しかし、こうした耽溺(たんでき)は、せいぜい一時の気晴らししか、もたらさなかった。そんな束(つか)の間の平和は確かに心地よかったが、結局のところ、薬物を使うことは答えにならないし、それ以上に、新たな問題を山ほど産み出すことになる。そんな問題は絶対に御免被りたいものだった。また、組織化された宗教に頼るという選択も、まず考えられなかった。ずっと昔、彼らの与えてくれる説明を拒絶したのは僕自身だったからだ。ひょっとしたら(月にでも行って)月面をさっそうと活発に歩きでもすれば、多少の洞察が得られるのかもしれないが、この時点で宇宙飛行士としての訓練をするには、あまりにも遅すぎた。答えを見つける必要性は、僕にとって、ただの「大事な問題」を超えて「絶対的な課題」になっていった。
ちょうど、このころ、やはりスピリチュアルなことに興味のある友人の一人が、新聞の広告を見て、そういった形而上学的な講習会に参加し始めたと言った。秘教的な知識にかけては大家(たいか)とされるフランソワという人物が教えているという。その人は神々しか知らない秘密にも通じているのだそうだ。(もちろん、そのフランソワの話によればということだが)彼の下で学び、疑うことなく彼の指示に従えば、到達する者のほとんどいない、悟りの境地に達することも夢ではないとのことだった。
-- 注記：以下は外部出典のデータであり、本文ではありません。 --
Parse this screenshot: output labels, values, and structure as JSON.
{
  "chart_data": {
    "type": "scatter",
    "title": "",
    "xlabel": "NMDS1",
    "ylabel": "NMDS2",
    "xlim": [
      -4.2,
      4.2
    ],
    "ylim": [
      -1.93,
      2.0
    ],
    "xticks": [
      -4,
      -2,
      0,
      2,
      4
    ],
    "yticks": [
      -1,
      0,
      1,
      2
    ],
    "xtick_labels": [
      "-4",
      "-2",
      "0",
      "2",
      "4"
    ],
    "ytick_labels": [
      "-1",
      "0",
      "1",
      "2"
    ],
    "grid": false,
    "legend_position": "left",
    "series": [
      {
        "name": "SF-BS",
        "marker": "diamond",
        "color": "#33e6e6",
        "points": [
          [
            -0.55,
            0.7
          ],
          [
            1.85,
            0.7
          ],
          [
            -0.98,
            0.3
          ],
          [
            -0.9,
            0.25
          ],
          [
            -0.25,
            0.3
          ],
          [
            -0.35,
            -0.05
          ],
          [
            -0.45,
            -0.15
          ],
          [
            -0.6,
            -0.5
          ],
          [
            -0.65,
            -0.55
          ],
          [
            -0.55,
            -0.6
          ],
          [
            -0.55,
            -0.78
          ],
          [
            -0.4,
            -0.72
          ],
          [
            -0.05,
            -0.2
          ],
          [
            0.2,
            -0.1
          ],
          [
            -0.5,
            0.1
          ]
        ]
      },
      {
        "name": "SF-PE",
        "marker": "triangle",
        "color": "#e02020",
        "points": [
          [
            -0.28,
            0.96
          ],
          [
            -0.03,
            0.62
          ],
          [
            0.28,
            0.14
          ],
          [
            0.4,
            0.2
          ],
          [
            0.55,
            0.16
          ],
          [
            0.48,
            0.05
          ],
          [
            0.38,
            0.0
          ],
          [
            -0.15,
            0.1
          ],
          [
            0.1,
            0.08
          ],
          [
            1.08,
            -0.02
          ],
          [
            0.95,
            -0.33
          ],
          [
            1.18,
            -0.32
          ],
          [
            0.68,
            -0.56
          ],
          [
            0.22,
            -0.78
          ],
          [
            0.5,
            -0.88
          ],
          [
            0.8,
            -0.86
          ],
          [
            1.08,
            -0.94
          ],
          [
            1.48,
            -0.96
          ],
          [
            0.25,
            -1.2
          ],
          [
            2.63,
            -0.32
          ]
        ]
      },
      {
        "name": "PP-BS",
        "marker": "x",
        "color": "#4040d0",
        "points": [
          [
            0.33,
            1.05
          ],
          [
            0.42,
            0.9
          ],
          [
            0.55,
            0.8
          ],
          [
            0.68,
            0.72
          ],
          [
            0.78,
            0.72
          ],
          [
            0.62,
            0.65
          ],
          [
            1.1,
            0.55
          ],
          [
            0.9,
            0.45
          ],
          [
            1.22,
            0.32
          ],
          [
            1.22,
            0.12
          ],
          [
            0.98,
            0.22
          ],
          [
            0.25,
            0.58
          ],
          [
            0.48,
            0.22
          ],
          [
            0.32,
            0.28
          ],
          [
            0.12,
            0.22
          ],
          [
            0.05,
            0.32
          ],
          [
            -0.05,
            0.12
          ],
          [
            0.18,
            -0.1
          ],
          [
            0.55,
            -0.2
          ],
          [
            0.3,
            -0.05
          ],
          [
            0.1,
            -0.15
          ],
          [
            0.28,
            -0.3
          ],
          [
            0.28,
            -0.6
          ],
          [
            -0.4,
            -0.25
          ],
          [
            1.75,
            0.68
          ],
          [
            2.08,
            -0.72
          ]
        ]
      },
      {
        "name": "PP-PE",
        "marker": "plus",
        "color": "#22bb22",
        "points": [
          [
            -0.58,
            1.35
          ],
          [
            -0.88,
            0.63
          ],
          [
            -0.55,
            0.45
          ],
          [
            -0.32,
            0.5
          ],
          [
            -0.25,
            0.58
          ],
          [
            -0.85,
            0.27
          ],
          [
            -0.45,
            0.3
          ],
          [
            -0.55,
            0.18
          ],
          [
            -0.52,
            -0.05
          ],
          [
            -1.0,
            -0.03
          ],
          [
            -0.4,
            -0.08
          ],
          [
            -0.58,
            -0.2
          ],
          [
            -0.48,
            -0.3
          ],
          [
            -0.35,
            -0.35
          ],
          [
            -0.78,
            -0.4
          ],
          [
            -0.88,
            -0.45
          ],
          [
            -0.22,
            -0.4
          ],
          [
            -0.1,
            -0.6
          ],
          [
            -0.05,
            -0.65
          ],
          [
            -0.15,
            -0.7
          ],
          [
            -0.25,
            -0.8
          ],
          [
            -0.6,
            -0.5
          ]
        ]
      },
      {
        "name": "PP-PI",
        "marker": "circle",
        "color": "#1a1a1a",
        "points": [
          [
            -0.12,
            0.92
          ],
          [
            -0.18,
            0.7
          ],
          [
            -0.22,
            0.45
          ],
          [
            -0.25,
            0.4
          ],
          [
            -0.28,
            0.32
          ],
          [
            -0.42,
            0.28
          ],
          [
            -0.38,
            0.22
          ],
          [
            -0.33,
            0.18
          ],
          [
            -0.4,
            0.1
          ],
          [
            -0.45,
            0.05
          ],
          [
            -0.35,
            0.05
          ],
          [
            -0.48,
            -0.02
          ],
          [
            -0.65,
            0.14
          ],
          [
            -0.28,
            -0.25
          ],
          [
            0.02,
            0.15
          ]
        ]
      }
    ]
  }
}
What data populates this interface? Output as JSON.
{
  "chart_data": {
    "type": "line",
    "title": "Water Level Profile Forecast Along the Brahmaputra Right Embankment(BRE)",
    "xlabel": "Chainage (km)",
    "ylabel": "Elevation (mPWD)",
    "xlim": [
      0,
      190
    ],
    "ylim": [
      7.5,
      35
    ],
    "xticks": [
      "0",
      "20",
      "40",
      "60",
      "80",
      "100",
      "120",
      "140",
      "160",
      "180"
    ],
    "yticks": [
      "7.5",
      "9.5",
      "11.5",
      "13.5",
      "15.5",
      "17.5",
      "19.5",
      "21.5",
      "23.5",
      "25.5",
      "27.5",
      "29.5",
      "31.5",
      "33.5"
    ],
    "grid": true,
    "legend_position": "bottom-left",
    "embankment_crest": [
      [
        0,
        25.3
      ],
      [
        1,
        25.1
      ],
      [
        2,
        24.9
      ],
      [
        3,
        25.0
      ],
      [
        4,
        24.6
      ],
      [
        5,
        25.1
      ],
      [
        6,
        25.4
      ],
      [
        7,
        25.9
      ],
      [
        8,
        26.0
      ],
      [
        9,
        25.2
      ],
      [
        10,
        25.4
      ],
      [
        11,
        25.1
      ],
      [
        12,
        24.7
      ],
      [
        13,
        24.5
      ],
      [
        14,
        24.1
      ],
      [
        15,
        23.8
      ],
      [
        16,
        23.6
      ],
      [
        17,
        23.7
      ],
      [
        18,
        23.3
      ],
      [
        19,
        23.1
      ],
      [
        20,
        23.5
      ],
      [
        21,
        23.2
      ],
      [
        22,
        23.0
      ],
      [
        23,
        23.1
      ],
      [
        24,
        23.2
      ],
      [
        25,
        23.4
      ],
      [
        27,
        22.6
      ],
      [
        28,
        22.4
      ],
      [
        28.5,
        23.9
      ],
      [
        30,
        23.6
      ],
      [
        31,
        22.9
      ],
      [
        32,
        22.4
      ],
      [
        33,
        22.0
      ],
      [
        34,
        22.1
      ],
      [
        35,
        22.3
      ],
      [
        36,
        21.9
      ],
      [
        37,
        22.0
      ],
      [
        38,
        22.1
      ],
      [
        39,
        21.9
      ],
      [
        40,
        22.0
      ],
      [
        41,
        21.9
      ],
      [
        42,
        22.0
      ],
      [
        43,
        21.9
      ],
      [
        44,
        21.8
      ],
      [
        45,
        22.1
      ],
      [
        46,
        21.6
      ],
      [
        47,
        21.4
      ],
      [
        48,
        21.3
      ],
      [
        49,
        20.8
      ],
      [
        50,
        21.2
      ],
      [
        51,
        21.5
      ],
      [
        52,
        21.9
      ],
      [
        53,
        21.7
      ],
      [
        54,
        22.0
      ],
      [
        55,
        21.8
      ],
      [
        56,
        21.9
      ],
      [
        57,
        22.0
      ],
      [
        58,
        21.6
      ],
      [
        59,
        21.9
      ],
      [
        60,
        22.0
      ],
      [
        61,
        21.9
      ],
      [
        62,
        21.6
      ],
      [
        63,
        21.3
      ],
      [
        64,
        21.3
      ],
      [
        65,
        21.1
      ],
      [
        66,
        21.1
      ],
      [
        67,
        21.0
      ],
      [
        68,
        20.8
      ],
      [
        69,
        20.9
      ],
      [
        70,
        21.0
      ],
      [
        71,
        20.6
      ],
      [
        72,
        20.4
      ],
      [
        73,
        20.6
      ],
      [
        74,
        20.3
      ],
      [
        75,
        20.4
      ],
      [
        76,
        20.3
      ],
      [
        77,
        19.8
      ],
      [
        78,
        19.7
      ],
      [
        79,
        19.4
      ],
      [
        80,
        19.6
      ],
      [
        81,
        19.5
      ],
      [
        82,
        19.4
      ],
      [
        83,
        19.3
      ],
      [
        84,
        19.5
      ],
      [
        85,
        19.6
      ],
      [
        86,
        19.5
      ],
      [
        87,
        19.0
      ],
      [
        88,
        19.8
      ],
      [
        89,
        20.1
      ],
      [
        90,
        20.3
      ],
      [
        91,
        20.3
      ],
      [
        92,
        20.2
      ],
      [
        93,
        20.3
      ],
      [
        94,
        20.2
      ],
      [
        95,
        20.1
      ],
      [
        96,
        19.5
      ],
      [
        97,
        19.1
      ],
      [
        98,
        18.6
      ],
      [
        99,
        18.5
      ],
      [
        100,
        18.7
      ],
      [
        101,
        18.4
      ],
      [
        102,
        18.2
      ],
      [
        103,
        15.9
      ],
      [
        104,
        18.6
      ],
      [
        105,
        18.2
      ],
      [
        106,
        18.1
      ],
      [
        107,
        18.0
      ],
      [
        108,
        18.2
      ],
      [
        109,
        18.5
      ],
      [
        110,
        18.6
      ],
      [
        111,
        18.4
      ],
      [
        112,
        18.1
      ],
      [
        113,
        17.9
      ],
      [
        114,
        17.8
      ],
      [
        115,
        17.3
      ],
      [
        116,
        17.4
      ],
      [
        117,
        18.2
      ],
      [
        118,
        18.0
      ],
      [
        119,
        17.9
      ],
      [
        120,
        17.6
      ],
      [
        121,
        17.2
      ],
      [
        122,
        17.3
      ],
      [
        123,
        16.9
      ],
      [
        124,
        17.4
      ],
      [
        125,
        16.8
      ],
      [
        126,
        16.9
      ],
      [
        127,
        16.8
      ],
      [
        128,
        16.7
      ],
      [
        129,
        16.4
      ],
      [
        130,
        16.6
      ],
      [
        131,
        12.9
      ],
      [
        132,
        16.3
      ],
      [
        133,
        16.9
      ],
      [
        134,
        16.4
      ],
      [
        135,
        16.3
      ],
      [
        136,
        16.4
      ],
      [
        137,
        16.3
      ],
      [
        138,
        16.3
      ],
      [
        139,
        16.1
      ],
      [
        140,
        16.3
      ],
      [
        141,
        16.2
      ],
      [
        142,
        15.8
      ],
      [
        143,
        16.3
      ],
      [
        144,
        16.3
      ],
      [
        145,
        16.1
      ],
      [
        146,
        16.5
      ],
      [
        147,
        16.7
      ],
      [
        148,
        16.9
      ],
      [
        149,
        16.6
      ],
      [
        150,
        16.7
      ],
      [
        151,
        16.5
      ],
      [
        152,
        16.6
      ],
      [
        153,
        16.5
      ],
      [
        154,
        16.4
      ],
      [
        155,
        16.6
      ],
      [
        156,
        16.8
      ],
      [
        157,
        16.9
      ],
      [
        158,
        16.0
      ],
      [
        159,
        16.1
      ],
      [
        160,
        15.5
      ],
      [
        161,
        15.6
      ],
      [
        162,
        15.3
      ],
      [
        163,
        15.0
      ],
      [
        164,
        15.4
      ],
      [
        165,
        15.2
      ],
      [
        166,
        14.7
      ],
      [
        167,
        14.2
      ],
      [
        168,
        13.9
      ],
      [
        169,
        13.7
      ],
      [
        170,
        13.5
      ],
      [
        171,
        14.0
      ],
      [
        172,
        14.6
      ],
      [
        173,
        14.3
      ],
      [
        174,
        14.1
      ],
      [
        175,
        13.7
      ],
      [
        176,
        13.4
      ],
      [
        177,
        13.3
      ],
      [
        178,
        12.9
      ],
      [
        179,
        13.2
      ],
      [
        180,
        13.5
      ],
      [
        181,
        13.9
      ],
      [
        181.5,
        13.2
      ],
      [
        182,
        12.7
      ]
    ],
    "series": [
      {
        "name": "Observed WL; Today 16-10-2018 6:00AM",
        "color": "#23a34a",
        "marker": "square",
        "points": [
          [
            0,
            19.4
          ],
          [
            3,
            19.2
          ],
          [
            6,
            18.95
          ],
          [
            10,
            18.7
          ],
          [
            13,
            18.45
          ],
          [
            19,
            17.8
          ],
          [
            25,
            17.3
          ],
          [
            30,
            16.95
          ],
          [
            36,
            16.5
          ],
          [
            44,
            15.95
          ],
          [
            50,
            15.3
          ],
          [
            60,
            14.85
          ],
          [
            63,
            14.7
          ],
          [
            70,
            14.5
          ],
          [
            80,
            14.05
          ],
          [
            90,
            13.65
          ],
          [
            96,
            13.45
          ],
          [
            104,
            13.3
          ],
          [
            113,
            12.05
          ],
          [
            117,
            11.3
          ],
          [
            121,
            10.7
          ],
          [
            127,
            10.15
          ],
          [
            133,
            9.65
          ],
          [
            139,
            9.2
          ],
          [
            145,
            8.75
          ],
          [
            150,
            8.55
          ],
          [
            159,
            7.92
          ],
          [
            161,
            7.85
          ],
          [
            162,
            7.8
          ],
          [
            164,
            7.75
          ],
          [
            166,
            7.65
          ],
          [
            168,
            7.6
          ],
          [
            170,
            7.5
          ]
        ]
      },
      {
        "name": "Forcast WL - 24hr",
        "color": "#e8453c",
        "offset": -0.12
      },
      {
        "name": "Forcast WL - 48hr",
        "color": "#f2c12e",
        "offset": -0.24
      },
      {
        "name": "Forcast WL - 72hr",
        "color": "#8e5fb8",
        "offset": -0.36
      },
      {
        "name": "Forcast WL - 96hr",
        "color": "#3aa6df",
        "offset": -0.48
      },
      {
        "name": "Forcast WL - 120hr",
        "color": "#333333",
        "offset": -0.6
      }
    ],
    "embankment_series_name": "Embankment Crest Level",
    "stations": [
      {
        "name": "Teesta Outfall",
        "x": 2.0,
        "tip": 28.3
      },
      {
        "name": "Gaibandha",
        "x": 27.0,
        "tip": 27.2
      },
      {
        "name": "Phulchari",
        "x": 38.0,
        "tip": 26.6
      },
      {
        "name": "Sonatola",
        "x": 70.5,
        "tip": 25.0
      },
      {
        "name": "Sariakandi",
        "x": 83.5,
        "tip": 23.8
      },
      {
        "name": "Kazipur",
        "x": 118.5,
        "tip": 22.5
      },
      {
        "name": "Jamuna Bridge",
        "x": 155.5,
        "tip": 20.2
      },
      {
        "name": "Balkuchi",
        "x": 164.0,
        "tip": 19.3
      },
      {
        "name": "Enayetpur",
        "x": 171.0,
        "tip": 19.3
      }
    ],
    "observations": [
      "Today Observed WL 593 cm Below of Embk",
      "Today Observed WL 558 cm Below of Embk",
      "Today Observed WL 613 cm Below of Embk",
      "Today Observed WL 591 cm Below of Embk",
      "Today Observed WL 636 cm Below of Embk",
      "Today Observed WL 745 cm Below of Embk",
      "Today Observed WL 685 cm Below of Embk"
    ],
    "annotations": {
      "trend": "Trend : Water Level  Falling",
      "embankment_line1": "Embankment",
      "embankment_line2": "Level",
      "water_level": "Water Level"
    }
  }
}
フランソワのいる悟りのレベルには誰も到達できないと考えられていたが、この人生の急場においては、光が見えれば、それがどんな光だろうが、ありがたかった。ある島に流れ着き、独りぼっちで、にっちもさっちも行かない時に一隻の船が近づいてきたとしたら、その船がどんな旗を掲げているかは問題ではない。一瞬の躊躇(ちゅうちょ)もなく、ただ、その船に跳び乗るのだ。そんなわけで、期待を胸に、僕はフランソワに会うべく出かけた。ひょっとしたら、僕が闇から抜け出られるよう導いてくれるかもしれないと思った。